·4 min read
Playwright vs Cypress vs Selenium in 2026: The QA Architect Decision Guide
Compare Playwright, Cypress, and Selenium in 2026. Pick the right browser test tool for AI-agent workflows.

Published: · 10 min read
Playwright's new stabilization work echoes a flaky-test fix from enterprise QA. See the pattern, why it matters, and how teams can reduce noisy failures.
On this page
Three years ago, I built a test framework that fixed itself. Nobody called it AI. "Agent" was still the thing antivirus ran on your laptop.
I split the framework into three parts. I called them Planner, Generator, and Healer. Not because I read a paper. Those were the three jobs I needed. I was out of good names.
Last October, Playwright shipped three Test Agents in version 1.56. Three of them.

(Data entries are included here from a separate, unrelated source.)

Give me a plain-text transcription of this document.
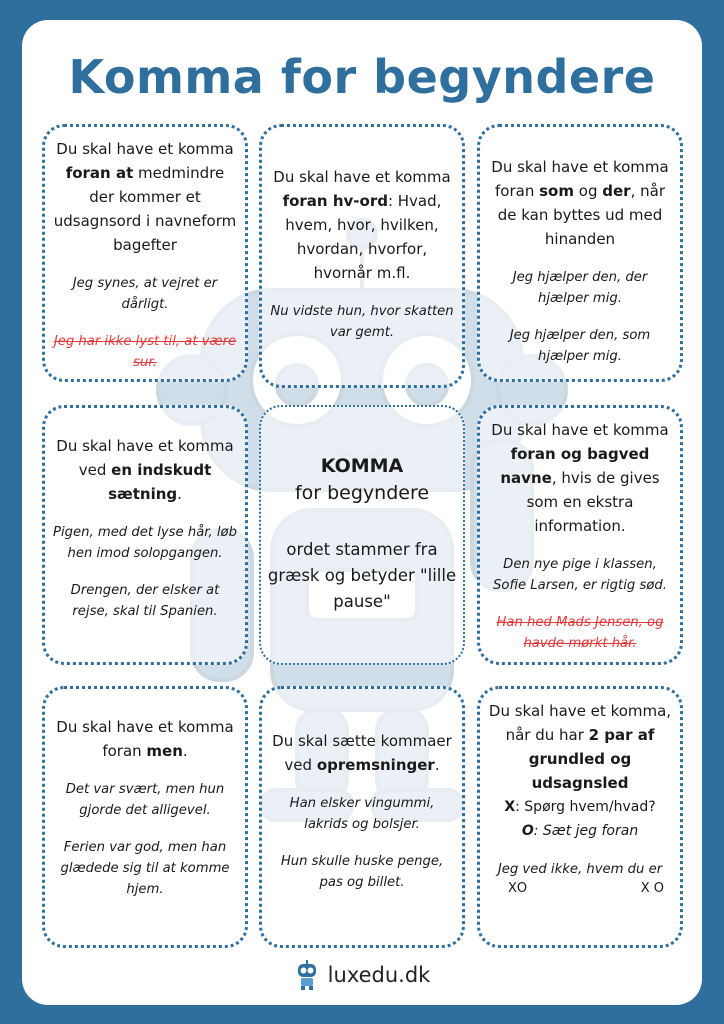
Komma for begyndere

Du skal have et komma
foran at medmindre der kommer et udsagnsord i navneform bagefter

Jeg synes, at vejret er dårligt.

Jeg har ikke lyst til, at være sur.

Du skal have et komma
foran hv-ord: Hvad, hvem, hvor, hvilken, hvordan, hvorfor, hvornår m.fl.

Nu vidste hun, hvor skatten var gemt.

Du skal have et komma foran som og der, når de kan byttes ud med hinanden

Jeg hjælper den, der hjælper mig.

Jeg hjælper den, som hjælper mig.

Du skal have et komma ved en indskudt sætning.

Pigen, med det lyse hår, løb hen imod solopgangen.

Drengen, der elsker at rejse, skal til Spanien.

KOMMA

for begyndere

ordet stammer fra græsk og betyder "lille pause"

Du skal have et komma
foran og bagved navne, hvis de gives som en ekstra information.

Den nye pige i klassen, Sofie Larsen, er rigtig sød.

Han hed Mads Jensen, og havde mørkt hår.

Du skal have et komma foran men.

Det var svært, men hun gjorde det alligevel.

Ferien var god, men han glædede sig til at komme hjem.

Du skal sætte kommaer ved opremsninger.

Han elsker vingummi, lakrids og bolsjer.

Hun skulle huske penge, pas og billet.

Du skal have et komma, når du har 2 par af grundled og udsagnsled

X: Spørg hvem/hvad?
O: Sæt jeg foran

Jeg ved ikke, hvem du er

X O	X O
luxedu.dk
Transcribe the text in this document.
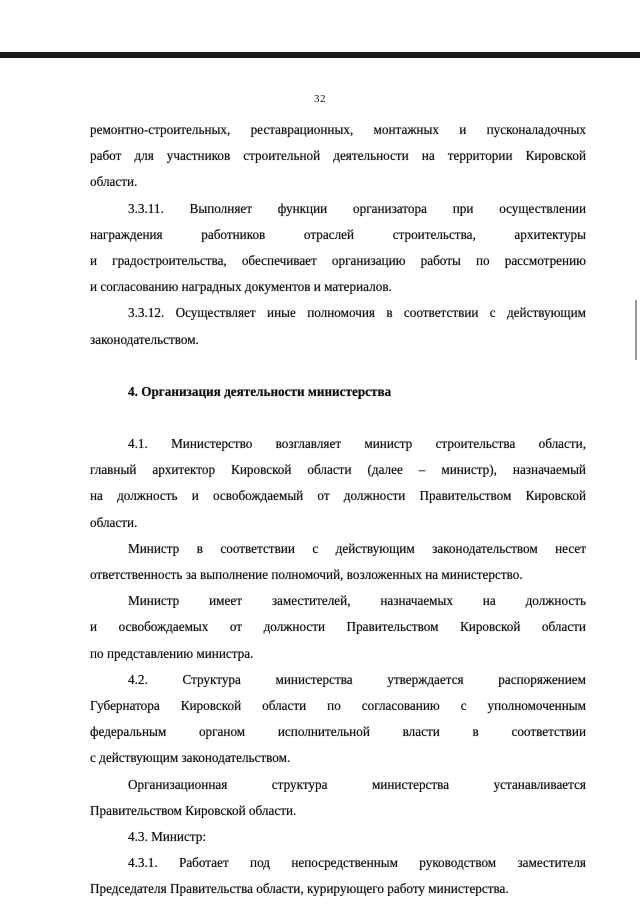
32
ремонтно-строительных, реставрационных, монтажных и пусконаладочных
работ для участников строительной деятельности на территории Кировской
области.
3.3.11. Выполняет функции организатора при осуществлении
награждения работников отраслей строительства, архитектуры
и градостроительства, обеспечивает организацию работы по рассмотрению
и согласованию наградных документов и материалов.
3.3.12. Осуществляет иные полномочия в соответствии с действующим
законодательством.
4. Организация деятельности министерства
4.1. Министерство возглавляет министр строительства области,
главный архитектор Кировской области (далее – министр), назначаемый
на должность и освобождаемый от должности Правительством Кировской
области.
Министр в соответствии с действующим законодательством несет
ответственность за выполнение полномочий, возложенных на министерство.
Министр имеет заместителей, назначаемых на должность
и освобождаемых от должности Правительством Кировской области
по представлению министра.
4.2. Структура министерства утверждается распоряжением
Губернатора Кировской области по согласованию с уполномоченным
федеральным органом исполнительной власти в соответствии
с действующим законодательством.
Организационная структура министерства устанавливается
Правительством Кировской области.
4.3. Министр:
4.3.1. Работает под непосредственным руководством заместителя
Председателя Правительства области, курирующего работу министерства.
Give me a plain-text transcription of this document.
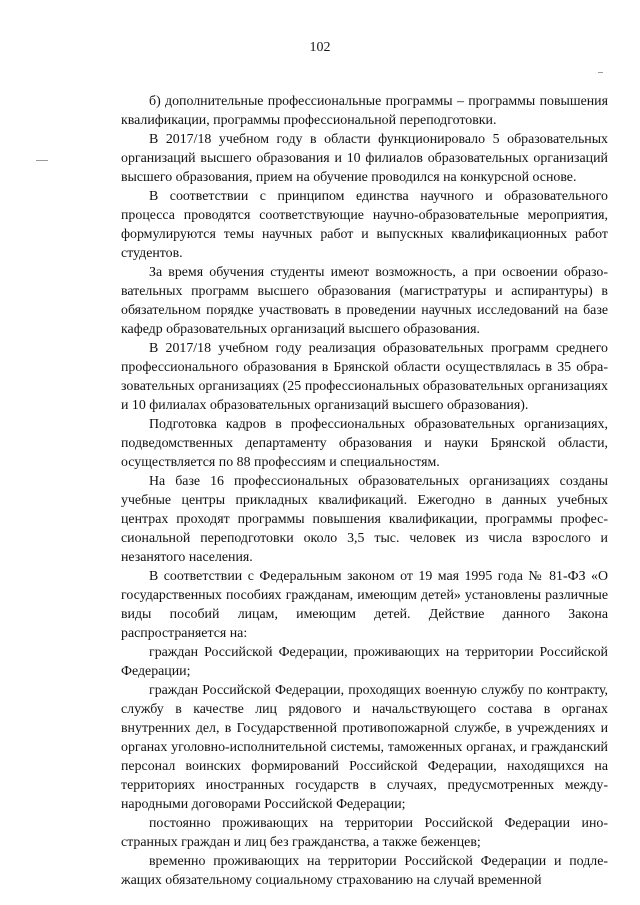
102

б) дополнительные профессиональные программы – программы повышения квалификации, программы профессиональной переподготовки.

В 2017/18 учебном году в области функционировало 5 образовательных организаций высшего образования и 10 филиалов образовательных организаций высшего образования, прием на обучение проводился на конкурсной основе.

В соответствии с принципом единства научного и образовательного процесса проводятся соответствующие научно-образовательные мероприятия, формулируются темы научных работ и выпускных квалификационных работ студентов.

За время обучения студенты имеют возможность, а при освоении образовательных программ высшего образования (магистратуры и аспирантуры) в обязательном порядке участвовать в проведении научных исследований на базе кафедр образовательных организаций высшего образования.

В 2017/18 учебном году реализация образовательных программ среднего профессионального образования в Брянской области осуществлялась в 35 образовательных организациях (25 профессиональных образовательных организациях и 10 филиалах образовательных организаций высшего образования).

Подготовка кадров в профессиональных образовательных организациях, подведомственных департаменту образования и науки Брянской области, осуществляется по 88 профессиям и специальностям.

На базе 16 профессиональных образовательных организациях созданы учебные центры прикладных квалификаций. Ежегодно в данных учебных центрах проходят программы повышения квалификации, программы профессиональной переподготовки около 3,5 тыс. человек из числа взрослого и незанятого населения.

В соответствии с Федеральным законом от 19 мая 1995 года № 81-ФЗ «О государственных пособиях гражданам, имеющим детей» установлены различные виды пособий лицам, имеющим детей. Действие данного Закона распространяется на:

граждан Российской Федерации, проживающих на территории Российской Федерации;

граждан Российской Федерации, проходящих военную службу по контракту, службу в качестве лиц рядового и начальствующего состава в органах внутренних дел, в Государственной противопожарной службе, в учреждениях и органах уголовно-исполнительной системы, таможенных органах, и гражданский персонал воинских формирований Российской Федерации, находящихся на территориях иностранных государств в случаях, предусмотренных международными договорами Российской Федерации;

постоянно проживающих на территории Российской Федерации иностранных граждан и лиц без гражданства, а также беженцев;

временно проживающих на территории Российской Федерации и подлежащих обязательному социальному страхованию на случай временной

They call them Planner, Generator, and Healer.
This month, version 1.59 shipped the rest of the plumbing. It added video recording inside tests (page.screencast). It added browser.bind(), so Claude or Cursor can connect to a running browser. It added async disposables (auto-cleanup for test resources). The agents shipped in October. Their plumbing shipped last week.
So this post is about one thing. The same three-part system that saved my career just shipped as a feature in the tool everyone uses.
Here is what Playwright got right. Here is what is still missing. And here is how to start using it today. Even if you stay on your own framework.
If your tests fail at random, and someone keeps asking you to "just make the flaky tests pass" — read this.
Here is a cost every engineering manager forgets: the flaky-test cost.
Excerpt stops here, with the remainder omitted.